Solution: Docker not installed or not running.

Open Docker Desktop
Wait for it to start (icon in taskbar)
Try again

Problem: "permission denied"

On Linux:

sudo docker run my-scraper

Or add yourself to docker group:

sudo usermod -aG docker $USER

Then logout and login again.

Problem: "Cannot connect to Docker daemon"

Solution: Start Docker Desktop.

Problem: Build is slow

Why: Docker is downloading Python and packages. First time is always slow.

Good news: Second time is FAST because Docker caches everything.

Problem: Container exits immediately

Check logs:

docker logs container_name

Or run in interactive mode:

docker run -it my-scraper /bin/bash

Real Beginner Example (Step by Step)

Let's do everything from scratch together.

Step 1: Create Project Folder

mkdir scrapy_docker_tutorial
cd scrapy_docker_tutorial

Step 2: Create Simple Spider

Create simple_spider.py:

import scrapy

class QuotesSpider(scrapy.Spider):
    name = 'quotes'
    start_urls = ['http://quotes.toscrape.com/']

    def parse(self, response):
        for quote in response.css('.quote'):
            yield {
                'text': quote.css('.text::text').get(),
                'author': quote.css('.author::text').get(),
            }

        # Follow next page
        next_page = response.css('.next a::attr(href)').get()
        if next_page:
            yield response.follow(next_page, self.parse)

Step 3: Create Dockerfile

Create Dockerfile:

FROM python:3.11-slim

WORKDIR /app

RUN pip install scrapy

COPY simple_spider.py .

CMD ["scrapy", "runspider", "simple_spider.py", "-o", "/output/quotes.json"]

Step 4: Create Output Folder

mkdir output

Step 5: Build Docker Image

docker build -t quotes-scraper .

Wait for it to finish (first time takes 2-3 minutes).

Step 6: Run Spider

docker run -v $(pwd)/output:/output quotes-scraper

On Windows (Command Prompt):

docker run -v %cd%/output:/output quotes-scraper

On Windows (PowerShell):

docker run -v ${PWD}/output:/output quotes-scraper

Step 7: Check Results

cat output/quotes.json

On Windows:

type output\quotes.json

You should see all the scraped quotes!

Congratulations!

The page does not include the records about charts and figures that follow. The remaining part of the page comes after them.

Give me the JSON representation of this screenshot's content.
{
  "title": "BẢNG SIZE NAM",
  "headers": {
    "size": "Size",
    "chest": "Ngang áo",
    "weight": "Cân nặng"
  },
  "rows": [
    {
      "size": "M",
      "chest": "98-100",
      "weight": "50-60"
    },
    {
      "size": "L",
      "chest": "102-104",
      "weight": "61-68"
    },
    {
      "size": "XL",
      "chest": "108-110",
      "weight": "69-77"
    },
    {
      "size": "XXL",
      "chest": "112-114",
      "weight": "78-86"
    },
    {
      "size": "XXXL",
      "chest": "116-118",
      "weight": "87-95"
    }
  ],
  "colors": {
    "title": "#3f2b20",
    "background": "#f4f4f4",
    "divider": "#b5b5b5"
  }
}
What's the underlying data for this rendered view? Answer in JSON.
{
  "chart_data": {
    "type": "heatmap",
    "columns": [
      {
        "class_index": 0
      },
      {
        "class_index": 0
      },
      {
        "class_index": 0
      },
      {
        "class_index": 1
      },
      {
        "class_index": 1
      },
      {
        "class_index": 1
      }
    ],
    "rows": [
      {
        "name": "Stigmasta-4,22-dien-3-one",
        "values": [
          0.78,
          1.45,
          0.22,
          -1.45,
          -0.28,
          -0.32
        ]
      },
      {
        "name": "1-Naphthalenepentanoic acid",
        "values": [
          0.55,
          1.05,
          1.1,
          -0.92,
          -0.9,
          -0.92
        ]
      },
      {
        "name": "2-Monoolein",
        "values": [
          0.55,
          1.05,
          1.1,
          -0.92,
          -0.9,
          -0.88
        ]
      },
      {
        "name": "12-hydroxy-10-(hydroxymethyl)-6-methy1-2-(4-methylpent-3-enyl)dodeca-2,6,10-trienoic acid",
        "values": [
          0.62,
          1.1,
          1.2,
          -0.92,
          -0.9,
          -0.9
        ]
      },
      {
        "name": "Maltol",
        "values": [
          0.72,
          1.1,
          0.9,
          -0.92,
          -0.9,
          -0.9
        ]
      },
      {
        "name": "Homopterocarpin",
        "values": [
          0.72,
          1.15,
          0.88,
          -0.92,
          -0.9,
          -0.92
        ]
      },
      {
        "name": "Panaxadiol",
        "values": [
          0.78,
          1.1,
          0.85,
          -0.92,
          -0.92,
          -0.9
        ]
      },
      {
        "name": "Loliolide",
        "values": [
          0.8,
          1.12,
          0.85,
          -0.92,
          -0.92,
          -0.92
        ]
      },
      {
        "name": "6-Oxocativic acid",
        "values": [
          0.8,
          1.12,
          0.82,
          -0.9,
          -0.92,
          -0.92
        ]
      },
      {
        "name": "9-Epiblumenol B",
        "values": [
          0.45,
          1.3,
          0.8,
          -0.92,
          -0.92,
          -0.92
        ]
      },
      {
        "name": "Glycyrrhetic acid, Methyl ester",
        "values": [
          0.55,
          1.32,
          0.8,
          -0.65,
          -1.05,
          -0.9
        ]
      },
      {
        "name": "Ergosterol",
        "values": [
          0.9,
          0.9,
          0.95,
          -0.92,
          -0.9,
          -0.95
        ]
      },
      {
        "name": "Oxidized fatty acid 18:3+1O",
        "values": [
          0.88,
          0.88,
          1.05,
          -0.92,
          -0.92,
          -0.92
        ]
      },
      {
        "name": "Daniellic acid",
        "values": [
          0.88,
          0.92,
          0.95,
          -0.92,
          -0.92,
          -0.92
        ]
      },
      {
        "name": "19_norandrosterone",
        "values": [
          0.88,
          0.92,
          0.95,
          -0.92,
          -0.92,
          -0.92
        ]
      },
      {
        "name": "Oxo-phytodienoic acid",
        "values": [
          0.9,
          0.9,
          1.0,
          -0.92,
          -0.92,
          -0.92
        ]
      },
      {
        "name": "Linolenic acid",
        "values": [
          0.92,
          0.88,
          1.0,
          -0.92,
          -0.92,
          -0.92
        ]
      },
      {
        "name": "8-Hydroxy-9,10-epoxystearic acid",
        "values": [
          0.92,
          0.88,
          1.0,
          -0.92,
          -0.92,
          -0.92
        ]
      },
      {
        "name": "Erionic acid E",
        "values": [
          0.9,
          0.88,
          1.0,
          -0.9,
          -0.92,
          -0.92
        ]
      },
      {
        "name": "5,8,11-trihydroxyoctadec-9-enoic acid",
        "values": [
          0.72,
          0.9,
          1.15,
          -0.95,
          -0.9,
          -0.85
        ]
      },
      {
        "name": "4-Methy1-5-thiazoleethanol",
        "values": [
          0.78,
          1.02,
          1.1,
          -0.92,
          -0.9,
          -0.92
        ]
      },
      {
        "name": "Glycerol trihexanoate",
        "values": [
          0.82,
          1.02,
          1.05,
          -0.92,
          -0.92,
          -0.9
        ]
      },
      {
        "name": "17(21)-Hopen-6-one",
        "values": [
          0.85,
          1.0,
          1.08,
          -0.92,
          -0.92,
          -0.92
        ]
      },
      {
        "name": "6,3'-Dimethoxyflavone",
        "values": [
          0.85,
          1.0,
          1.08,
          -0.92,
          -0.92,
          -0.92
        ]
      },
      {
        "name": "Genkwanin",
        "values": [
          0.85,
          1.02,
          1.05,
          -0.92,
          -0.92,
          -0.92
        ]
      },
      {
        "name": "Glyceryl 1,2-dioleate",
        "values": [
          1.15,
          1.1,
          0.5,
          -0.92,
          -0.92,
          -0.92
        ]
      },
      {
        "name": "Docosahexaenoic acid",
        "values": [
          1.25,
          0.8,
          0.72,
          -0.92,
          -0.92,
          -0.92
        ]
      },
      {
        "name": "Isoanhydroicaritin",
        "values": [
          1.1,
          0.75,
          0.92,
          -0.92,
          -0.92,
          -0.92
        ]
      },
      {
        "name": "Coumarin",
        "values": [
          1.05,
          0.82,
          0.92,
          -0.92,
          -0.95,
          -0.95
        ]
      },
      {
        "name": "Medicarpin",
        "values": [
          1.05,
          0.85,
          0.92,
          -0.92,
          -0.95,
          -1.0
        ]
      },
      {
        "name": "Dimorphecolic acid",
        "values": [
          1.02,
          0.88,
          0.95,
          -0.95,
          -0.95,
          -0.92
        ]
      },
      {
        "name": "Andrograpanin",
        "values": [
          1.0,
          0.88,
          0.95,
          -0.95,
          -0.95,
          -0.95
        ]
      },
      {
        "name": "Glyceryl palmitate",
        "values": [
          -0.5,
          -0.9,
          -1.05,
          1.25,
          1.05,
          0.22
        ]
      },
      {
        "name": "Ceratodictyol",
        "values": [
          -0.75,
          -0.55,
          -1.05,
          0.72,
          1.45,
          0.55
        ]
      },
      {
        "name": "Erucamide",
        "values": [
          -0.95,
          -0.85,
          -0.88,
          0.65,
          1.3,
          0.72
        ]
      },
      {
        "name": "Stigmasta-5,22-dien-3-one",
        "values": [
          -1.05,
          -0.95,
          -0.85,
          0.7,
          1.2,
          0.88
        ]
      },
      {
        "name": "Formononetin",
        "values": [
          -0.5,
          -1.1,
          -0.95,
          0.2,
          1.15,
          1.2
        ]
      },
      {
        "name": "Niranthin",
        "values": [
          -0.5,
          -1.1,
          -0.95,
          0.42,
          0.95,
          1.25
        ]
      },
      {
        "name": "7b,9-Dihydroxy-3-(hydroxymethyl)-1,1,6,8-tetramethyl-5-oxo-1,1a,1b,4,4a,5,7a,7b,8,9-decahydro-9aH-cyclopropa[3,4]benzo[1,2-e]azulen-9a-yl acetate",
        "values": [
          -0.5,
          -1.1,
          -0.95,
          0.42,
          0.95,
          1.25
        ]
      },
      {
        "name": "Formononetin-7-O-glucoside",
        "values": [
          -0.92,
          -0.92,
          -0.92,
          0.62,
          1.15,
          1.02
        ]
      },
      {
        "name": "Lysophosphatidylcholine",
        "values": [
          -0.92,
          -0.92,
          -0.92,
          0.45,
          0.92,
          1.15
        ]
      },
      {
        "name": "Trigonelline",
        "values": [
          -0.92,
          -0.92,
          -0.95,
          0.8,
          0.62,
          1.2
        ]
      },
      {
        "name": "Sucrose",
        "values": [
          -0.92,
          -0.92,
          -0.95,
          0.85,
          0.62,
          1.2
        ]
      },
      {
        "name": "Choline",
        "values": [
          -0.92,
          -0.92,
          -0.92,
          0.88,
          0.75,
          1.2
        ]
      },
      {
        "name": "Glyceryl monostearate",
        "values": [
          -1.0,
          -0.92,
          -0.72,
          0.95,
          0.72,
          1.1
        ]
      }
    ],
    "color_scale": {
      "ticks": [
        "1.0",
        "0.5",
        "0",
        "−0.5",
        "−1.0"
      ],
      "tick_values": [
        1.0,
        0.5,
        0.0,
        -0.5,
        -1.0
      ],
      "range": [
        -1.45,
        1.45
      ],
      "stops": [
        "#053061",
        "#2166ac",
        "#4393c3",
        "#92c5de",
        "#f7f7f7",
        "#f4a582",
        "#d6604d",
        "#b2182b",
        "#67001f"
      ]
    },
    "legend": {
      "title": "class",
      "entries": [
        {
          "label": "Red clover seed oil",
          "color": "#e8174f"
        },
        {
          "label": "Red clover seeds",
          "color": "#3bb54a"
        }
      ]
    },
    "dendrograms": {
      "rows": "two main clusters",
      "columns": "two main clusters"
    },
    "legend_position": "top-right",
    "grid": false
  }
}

You just ran Scrapy in Docker!

What to Do Next

Share Your Project

Send someone your project folder. They can run:

docker build -t scraper .
docker run scraper

Works on their computer. Guaranteed.

Run on a Server

Copy your project to a server:

scp -r my_scraper user@server.com:/home/user/

On server:

cd my_scraper
docker build -t scraper .
docker run scraper

Same code. Same result. Always.

Simple Best Practices

1. Use .dockerignore

Create .dockerignore file:

__pycache__/
*.pyc
.git/
output/
*.log

This tells Docker to ignore these files (makes build faster).

2. Use Specific Python Version

FROM python:3.11-slim

Not just python:latest (version might change).

3. Name Your Images Well

docker build -t project-name:version .

Example:

docker build -t quotes-scraper:v1 .

4. Clean Up Old Images

docker image prune

Removes unused images (saves disk space).

Quick Command Reference

Build image:

docker build -t my-scraper .

Run container:

docker run my-scraper

Run with output folder:

docker run -v $(pwd)/output:/output my-scraper

See running containers:

docker ps

Stop container:

docker stop container_name

Delete image:

docker rmi my-scraper

Clean everything:

docker system prune -a

When to Use Docker

Use Docker when:

Sharing project with others
Deploying to server
Want consistent environment
Multiple projects on same computer
Want easy cleanup

Don't need Docker when:

Just learning Scrapy
Running on your own computer only
Simple one-time scrape
Already comfortable with virtual environments

Docker is awesome, but it's not always necessary. Start simple!

Summary

What is Docker?
A way to package your Scrapy project so it runs the same everywhere.

Basic steps:

Create Dockerfile
Build image: docker build -t name .
Run container: docker run name

To save data:

docker run -v $(pwd)/output:/output name

Remember:

Dockerfile = instructions
Image = blueprint
Container = running copy
Volume = shared folder

That's all you need to know to get started!

Docker seems complicated, but you really only need a few commands. Start with the simple examples above, and you'll be dockerizing your Scrapy projects in no time.

The best part? Once you learn it, you'll never go back. No more "works on my machine" excuses!

Happy scraping! 🕷️